In other words, if a pitcher pitched four innings the first game, she could only pitch two in the next game. In the game after that, she could pitch up to four more.
My daughter’s team eventually played seven games in the tournament. They won five, with their only two losses to the team that won the championship.
It was a double-elimination tournament, meaning that you could lose one and keep playing. Lose twice, you go home.
My daughter’s team had three pitchers, but two of them did most of the pitching. One pitcher started every game, pitching three innings in every one. Another pitcher would usually come on in the fourth inning and pitch the rest of the game. Each game was six innings so it worked out well.
But during the first game we lost, our second pitcher pitched less than two innings. The next game, we won with our first two pitchers going three innings each.
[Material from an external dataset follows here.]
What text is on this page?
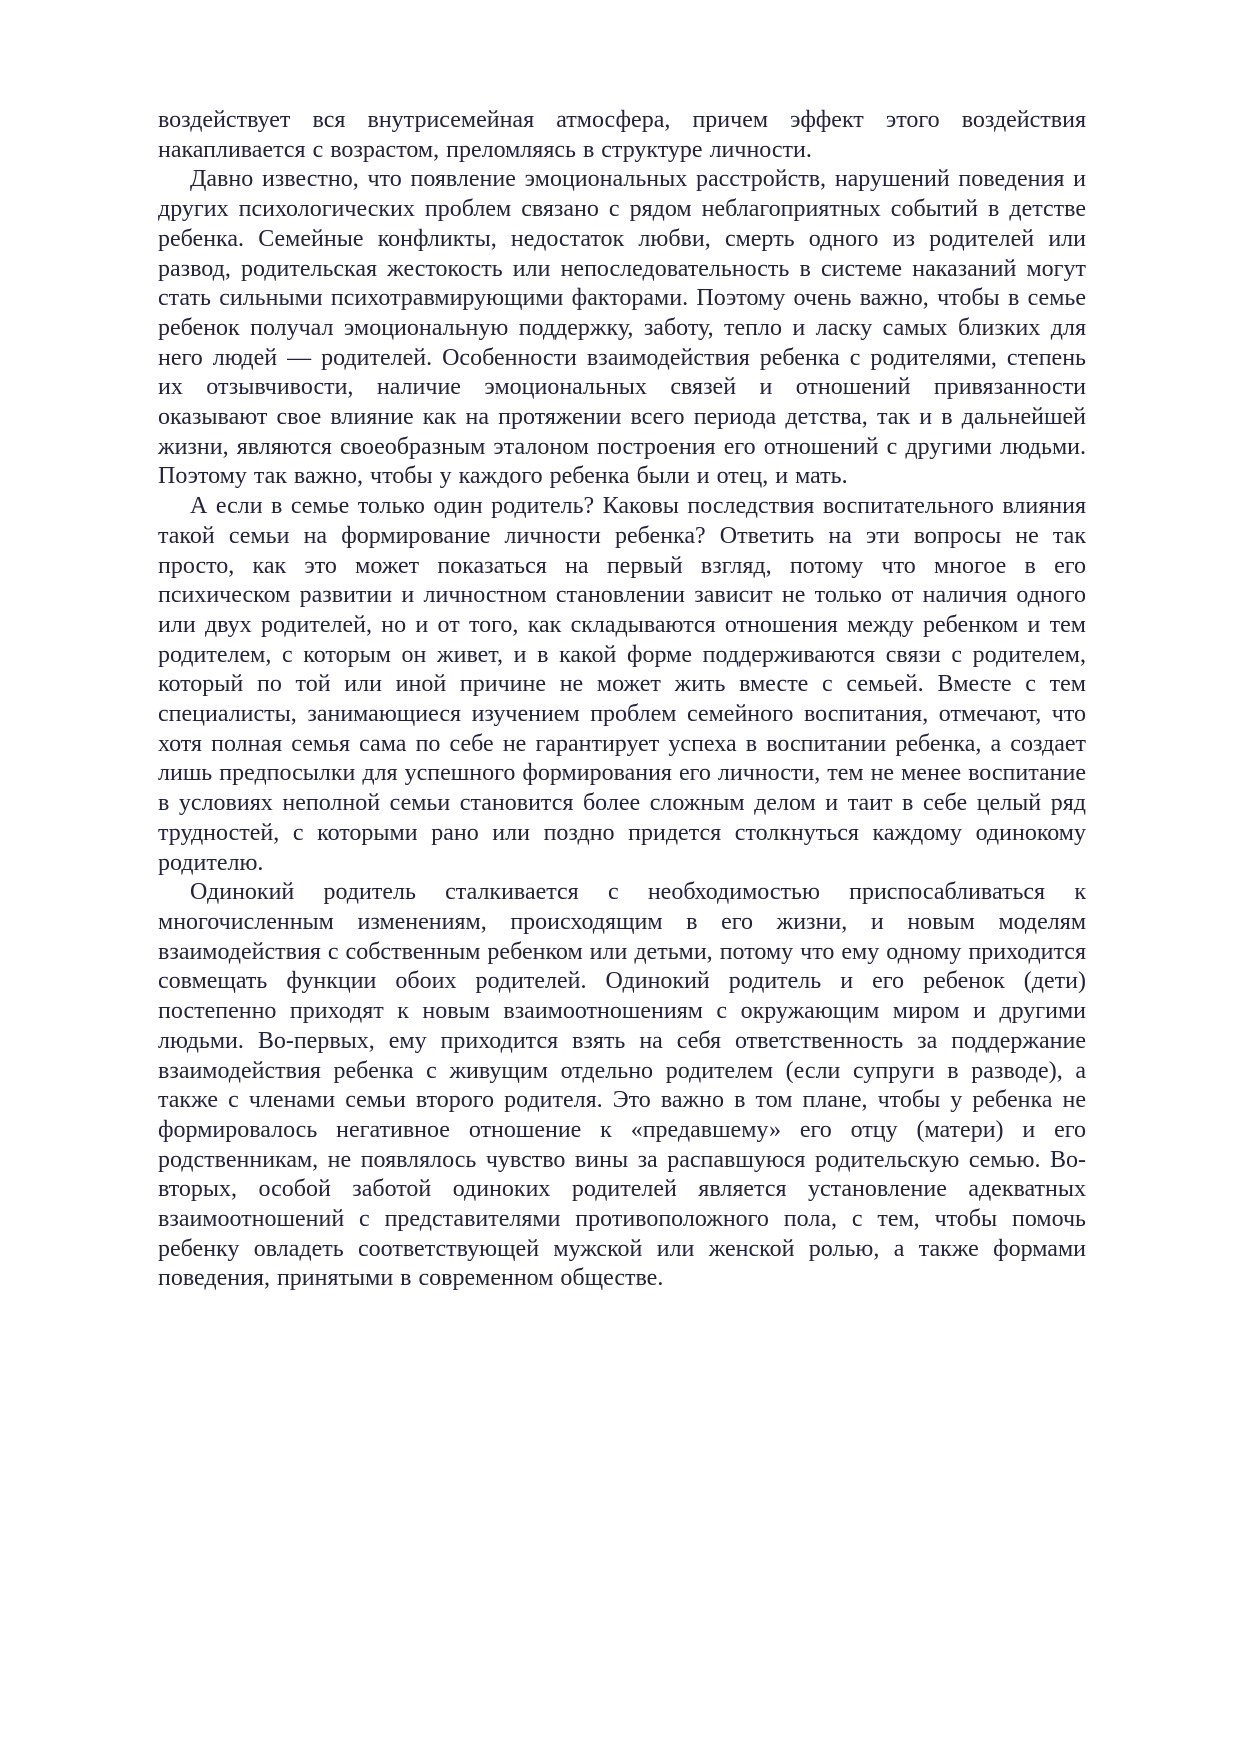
воздействует вся внутрисемейная атмосфера, причем эффект этого воздействия накапливается с возрастом, преломляясь в структуре личности.

Давно известно, что появление эмоциональных расстройств, нарушений поведения и других психологических проблем связано с рядом неблагоприятных событий в детстве ребенка. Семейные конфликты, недостаток любви, смерть одного из родителей или развод, родительская жестокость или непоследовательность в системе наказаний могут стать сильными психотравмирующими факторами. Поэтому очень важно, чтобы в семье ребенок получал эмоциональную поддержку, заботу, тепло и ласку самых близких для него людей — родителей. Особенности взаимодействия ребенка с родителями, степень их отзывчивости, наличие эмоциональных связей и отношений привязанности оказывают свое влияние как на протяжении всего периода детства, так и в дальнейшей жизни, являются своеобразным эталоном построения его отношений с другими людьми. Поэтому так важно, чтобы у каждого ребенка были и отец, и мать.

А если в семье только один родитель? Каковы последствия воспитательного влияния такой семьи на формирование личности ребенка? Ответить на эти вопросы не так просто, как это может показаться на первый взгляд, потому что многое в его психическом развитии и личностном становлении зависит не только от наличия одного или двух родителей, но и от того, как складываются отношения между ребенком и тем родителем, с которым он живет, и в какой форме поддерживаются связи с родителем, который по той или иной причине не может жить вместе с семьей. Вместе с тем специалисты, занимающиеся изучением проблем семейного воспитания, отмечают, что хотя полная семья сама по себе не гарантирует успеха в воспитании ребенка, а создает лишь предпосылки для успешного формирования его личности, тем не менее воспитание в условиях неполной семьи становится более сложным делом и таит в себе целый ряд трудностей, с которыми рано или поздно придется столкнуться каждому одинокому родителю.

Одинокий родитель сталкивается с необходимостью приспосабливаться к многочисленным изменениям, происходящим в его жизни, и новым моделям взаимодействия с собственным ребенком или детьми, потому что ему одному приходится совмещать функции обоих родителей. Одинокий родитель и его ребенок (дети) постепенно приходят к новым взаимоотношениям с окружающим миром и другими людьми. Во-первых, ему приходится взять на себя ответственность за поддержание взаимодействия ребенка с живущим отдельно родителем (если супруги в разводе), а также с членами семьи второго родителя. Это важно в том плане, чтобы у ребенка не формировалось негативное отношение к «предавшему» его отцу (матери) и его родственникам, не появлялось чувство вины за распавшуюся родительскую семью. Во-вторых, особой заботой одиноких родителей является установление адекватных взаимоотношений с представителями противоположного пола, с тем, чтобы помочь ребенку овладеть соответствующей мужской или женской ролью, а также формами поведения, принятыми в современном обществе.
The following game, we got a big lead early, so the coach took our top pitcher out after the first inning, thinking he might be able to use her for more innings in the next game if needed. Our second pitcher threw the second, third and fourth innings. When our team was warming up for the fifth inning, I noticed that she was back on the mound.
So I walked over to the coach and told him I didn’t think the pitcher could pitch that inning. The coach immediately walked over to the official scorekeeper, then yelled out to the pitcher to switch positions with our shortstop, who was our third pitcher.
Turns out that if our second pitcher had pitched one pitch in the fifth inning, we would have had to forfeit the game. The coach thanked me numerous times. I was glad to help, and I found a lesson in the situation.
There once was a time when, even if I noticed something like the pitcher issue, I would have said to myself, “The coach knows what he’s doing. He wouldn’t want me getting in his business.” My self-confidence was so low, I would have automatically assumed that I was wrong.
If I would have done that this time, my daughter’s team would have needlessly lost a game they were comfortably winning.
So the lesson I learned is to speak up. Many times in network marketing, I hesitate to talk about my business because people have a negative feeling about the business.
Those of us in network marketing need to set an example and speak up when someone speaks ill of our profession.
Unfortunately, some people have given MLMs a bad name. It’s time we started getting out the good word about how much our profession can help people. This word will spread when our actions back up what we say.